CB Darius Slay: Fun loving, competitive, and ready for the spotlight
A cornerback in the NFL is going to win some and is going to lose some. It's a rough job. The limitations on what the rules allow a cornerback to do test players mentally and, certainly, physically. Darius Slay loves the challenge. He's here to help lead the secondary and elevate a defensive backfield that has a new look after a struggle of a season in 2019.
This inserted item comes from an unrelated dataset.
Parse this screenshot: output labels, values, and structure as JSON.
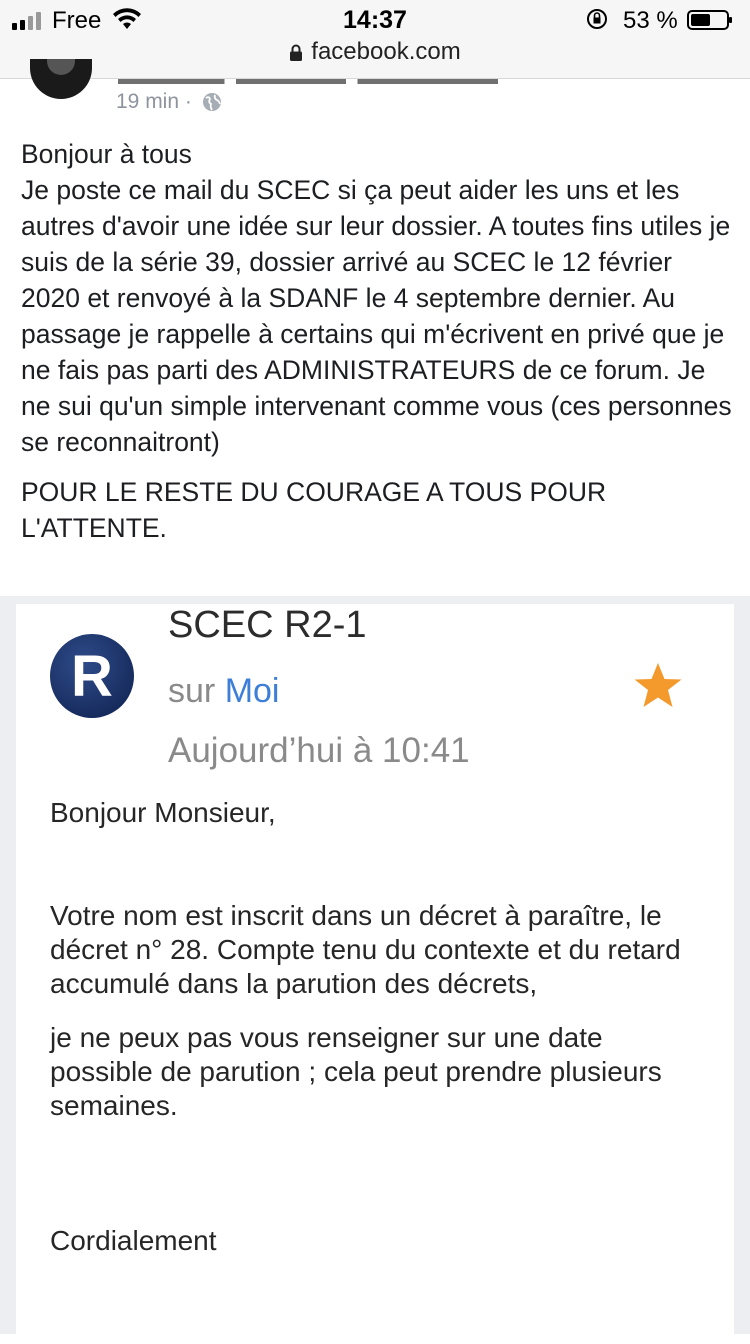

"I have thick skin. I'm tough. I realize you're going to have your moments out there," he said. "That's the nature of the position. There are a lot of great players on the field and I have all the respect in the world for them. At the end of the day, though, you have to have fight in you. You have to forget about what just happened and get after it on the next play. That's why I love. We share a brotherhood out there. We're all part of the NFL and that's a special thing.
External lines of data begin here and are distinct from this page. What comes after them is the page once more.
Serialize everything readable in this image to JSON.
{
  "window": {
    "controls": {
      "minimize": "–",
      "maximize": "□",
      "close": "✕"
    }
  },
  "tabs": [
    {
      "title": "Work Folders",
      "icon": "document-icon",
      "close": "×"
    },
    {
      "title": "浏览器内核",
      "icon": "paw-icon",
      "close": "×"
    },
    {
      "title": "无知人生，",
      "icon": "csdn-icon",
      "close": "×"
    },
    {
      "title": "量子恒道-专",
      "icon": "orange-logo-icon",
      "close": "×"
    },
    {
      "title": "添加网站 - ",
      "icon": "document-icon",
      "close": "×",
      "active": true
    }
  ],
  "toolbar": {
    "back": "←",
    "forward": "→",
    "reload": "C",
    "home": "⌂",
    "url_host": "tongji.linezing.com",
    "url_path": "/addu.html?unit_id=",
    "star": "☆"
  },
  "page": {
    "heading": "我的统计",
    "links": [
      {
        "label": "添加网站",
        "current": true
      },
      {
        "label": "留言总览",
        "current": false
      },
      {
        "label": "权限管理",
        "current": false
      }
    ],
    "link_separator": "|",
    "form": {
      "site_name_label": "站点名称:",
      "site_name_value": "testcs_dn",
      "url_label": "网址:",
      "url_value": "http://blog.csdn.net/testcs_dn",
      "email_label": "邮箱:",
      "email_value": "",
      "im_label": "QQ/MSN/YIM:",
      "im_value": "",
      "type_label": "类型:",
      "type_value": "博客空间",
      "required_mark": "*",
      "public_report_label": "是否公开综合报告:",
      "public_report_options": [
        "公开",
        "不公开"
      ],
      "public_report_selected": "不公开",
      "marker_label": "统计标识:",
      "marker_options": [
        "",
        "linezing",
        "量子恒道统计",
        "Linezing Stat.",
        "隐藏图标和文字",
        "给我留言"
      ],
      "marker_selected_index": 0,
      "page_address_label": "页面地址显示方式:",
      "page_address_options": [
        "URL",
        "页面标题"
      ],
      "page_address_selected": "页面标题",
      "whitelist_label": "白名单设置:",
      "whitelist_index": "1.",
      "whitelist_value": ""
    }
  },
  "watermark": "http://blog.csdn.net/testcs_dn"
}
"You have to have trust with the guys on the back end. Where I've been (in Detroit), we had nothing but professionals back there. If you give up a play, hey, it's on to the next play. You have to feed off of each other. You have to have trust and accept your wrongs as you accept others' wrongs. That's what it's all about."
WR DeSean Jackson: Extra chip on the shoulder for 2020
The 2019 season was a difficult one for wide receiver DeSean Jackson, we all know, and he's raring to get back to action and help ignite more playmaking ability into this offense. And, yes, for everyone who says he's "done" or "washed up" or any other negativity, Jackson has a message.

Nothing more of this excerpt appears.